I certainly admired the theatrical cut of Fanny and Alexander and thought it a fine film, but for a movie so loved by film buffs, I was wondering what I was missing. Turns out I was missing 124 ABSOLUTELY ESSENTIAL minutes that are thankfully included in the television version. This extra time is needed as Bergman’s characters are so rich and real that they flourish with more space to breath. So much is going on and so many themes explored that it could have justified being even longer. Ironically, the addition of numbered episodes allows the whole to seem less episodic.
Most important is how the extra time affects the supernatural elements of the story. In the theatrical cut, the magic emanating from the Jacobi household seems like a sharp tonal shift that requires a suspension of disbelief. The television version lays this groundwork much more fully with ghostly visitations and more of a spiritual undertone permeating throughout. Now, when Isac screams and the children’s image appears to the Bishop while they are presumably still it the box, it’s a powerful moment, not a WTF moment.
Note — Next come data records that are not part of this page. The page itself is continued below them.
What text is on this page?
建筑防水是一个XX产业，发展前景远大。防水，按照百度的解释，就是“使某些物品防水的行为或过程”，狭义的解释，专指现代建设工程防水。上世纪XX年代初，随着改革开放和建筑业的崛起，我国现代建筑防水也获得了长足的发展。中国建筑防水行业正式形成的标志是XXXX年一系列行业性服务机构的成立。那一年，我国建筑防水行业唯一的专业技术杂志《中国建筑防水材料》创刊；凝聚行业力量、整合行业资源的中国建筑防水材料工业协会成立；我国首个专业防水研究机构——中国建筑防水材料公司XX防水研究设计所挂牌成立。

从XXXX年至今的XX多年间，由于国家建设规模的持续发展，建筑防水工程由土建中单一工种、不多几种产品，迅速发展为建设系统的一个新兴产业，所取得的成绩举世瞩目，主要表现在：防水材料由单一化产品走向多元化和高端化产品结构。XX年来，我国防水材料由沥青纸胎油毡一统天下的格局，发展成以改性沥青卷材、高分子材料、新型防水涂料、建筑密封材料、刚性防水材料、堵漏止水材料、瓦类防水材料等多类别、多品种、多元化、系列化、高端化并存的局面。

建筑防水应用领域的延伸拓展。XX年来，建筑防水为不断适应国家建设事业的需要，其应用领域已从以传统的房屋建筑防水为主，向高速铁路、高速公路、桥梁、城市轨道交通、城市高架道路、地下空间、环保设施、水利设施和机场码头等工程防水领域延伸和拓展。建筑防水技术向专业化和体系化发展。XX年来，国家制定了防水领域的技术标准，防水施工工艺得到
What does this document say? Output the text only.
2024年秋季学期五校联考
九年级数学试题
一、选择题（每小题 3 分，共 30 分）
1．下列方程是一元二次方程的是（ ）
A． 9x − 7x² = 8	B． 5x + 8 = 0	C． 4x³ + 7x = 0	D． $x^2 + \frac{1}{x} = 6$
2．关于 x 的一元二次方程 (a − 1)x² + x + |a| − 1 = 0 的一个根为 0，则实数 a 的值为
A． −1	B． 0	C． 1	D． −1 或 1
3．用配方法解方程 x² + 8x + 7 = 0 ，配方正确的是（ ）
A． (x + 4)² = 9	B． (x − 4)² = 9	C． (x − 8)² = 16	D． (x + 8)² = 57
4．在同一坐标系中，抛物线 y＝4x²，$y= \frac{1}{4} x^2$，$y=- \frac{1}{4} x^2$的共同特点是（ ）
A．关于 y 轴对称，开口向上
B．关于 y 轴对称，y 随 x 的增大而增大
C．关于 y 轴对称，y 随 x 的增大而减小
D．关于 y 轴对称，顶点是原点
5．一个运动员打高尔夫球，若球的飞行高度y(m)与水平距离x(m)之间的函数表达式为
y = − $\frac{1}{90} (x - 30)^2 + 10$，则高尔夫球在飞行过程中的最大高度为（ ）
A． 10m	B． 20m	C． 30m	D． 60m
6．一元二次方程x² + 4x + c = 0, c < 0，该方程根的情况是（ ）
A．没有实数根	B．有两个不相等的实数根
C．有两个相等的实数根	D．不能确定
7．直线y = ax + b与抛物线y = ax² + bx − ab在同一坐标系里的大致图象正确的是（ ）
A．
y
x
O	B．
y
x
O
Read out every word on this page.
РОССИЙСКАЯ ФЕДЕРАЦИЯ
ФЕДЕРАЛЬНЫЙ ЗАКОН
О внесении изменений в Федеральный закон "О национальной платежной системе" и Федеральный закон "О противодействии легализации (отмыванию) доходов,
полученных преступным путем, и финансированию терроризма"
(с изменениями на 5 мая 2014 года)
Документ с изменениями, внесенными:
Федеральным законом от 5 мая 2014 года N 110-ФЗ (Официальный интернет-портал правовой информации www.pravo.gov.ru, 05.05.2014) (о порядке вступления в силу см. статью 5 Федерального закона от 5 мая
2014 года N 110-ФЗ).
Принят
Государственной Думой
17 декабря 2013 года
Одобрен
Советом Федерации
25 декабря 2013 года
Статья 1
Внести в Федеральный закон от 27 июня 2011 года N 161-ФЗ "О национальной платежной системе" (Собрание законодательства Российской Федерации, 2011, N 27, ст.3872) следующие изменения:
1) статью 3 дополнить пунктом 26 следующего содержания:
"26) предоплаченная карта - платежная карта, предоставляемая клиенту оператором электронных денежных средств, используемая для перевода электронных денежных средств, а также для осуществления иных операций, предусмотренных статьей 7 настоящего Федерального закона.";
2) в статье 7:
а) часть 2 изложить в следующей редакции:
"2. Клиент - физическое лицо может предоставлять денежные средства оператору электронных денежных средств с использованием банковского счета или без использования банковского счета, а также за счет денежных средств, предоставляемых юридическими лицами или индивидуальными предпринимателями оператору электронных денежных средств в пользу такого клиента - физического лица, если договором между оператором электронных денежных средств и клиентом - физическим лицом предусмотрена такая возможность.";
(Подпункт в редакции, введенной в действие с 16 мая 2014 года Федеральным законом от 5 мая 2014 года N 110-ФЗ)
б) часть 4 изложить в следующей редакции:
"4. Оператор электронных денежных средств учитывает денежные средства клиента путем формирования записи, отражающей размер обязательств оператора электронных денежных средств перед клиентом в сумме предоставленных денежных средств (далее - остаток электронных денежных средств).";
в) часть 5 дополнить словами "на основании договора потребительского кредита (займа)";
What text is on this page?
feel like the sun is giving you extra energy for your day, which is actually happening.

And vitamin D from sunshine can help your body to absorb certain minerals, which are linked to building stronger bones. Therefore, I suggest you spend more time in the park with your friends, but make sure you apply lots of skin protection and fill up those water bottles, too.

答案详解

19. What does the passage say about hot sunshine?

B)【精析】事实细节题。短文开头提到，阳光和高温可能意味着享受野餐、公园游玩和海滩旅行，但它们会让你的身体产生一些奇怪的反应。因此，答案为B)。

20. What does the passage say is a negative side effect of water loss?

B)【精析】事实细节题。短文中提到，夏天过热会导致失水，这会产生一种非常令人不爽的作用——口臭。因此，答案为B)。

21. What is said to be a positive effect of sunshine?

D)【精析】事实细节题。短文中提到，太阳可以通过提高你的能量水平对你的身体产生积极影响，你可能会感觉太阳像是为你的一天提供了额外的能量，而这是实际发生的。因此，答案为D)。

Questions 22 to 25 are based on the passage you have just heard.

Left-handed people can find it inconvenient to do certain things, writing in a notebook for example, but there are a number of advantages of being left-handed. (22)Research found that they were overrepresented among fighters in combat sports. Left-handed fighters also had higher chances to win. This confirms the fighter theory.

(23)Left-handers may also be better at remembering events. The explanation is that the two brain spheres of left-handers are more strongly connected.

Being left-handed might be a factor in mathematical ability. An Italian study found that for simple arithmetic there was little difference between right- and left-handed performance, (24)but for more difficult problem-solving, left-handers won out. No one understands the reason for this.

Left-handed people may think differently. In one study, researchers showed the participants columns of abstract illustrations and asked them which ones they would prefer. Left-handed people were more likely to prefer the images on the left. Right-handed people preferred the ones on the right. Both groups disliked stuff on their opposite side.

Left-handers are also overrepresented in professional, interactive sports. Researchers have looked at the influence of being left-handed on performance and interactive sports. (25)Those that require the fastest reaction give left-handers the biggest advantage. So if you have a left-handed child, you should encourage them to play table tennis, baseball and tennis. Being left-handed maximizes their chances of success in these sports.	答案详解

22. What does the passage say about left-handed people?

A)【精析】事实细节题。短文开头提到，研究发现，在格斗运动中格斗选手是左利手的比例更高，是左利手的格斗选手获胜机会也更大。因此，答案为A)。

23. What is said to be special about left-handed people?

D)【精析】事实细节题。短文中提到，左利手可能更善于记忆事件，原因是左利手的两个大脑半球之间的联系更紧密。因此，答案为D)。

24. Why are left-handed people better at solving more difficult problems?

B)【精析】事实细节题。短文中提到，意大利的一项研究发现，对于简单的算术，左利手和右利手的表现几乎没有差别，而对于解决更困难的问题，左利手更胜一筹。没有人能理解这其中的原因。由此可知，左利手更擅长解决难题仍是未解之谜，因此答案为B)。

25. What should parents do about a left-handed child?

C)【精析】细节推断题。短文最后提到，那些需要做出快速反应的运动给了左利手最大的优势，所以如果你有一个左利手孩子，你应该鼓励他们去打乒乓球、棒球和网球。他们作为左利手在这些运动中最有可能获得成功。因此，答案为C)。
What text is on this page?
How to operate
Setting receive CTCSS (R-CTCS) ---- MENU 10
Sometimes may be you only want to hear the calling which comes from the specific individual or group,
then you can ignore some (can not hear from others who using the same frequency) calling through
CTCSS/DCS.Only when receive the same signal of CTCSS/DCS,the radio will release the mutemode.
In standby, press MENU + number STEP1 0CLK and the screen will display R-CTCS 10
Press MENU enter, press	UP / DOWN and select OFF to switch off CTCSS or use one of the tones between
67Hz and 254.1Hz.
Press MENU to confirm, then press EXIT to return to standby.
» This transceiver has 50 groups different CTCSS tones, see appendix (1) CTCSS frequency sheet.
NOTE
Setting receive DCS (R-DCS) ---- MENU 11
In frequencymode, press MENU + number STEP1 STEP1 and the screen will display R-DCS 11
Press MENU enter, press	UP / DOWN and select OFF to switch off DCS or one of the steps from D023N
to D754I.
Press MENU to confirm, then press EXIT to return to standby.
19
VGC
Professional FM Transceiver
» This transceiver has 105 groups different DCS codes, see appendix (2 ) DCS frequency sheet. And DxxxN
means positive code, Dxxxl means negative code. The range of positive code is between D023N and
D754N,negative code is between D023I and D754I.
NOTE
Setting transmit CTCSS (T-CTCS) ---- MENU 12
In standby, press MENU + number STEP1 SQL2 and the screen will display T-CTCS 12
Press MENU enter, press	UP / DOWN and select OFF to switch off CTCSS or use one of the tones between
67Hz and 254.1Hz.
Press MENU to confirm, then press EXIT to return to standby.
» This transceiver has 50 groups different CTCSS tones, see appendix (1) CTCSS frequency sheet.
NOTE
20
In a film with nothing but great performances, I was especially struck by Jan Malmsjö’s villainous turn as the Bishop. He invests his character with more than enough menace to make him truly hateful, but he also allows us to see his intelligence and thinking process creating much the same effect as Christoph Waltz in Inglorious Basterds. The contrast of his cold and barren fortress against both the ornate warmth of the Ekdahl household and the puppet filled chaos of Jacobi’s home is a striking as the characters themselves.
Issues of faith, family and theater (known Bergman obsessions) are fully explored with the twist of the child’s eye point of view. There are a lot of balls in the air and not one of them is dropped. The ending speech about the “little world” punctuated by actual babies may indeed be sentimental, but Bergman fully earns the right with this masterpiece.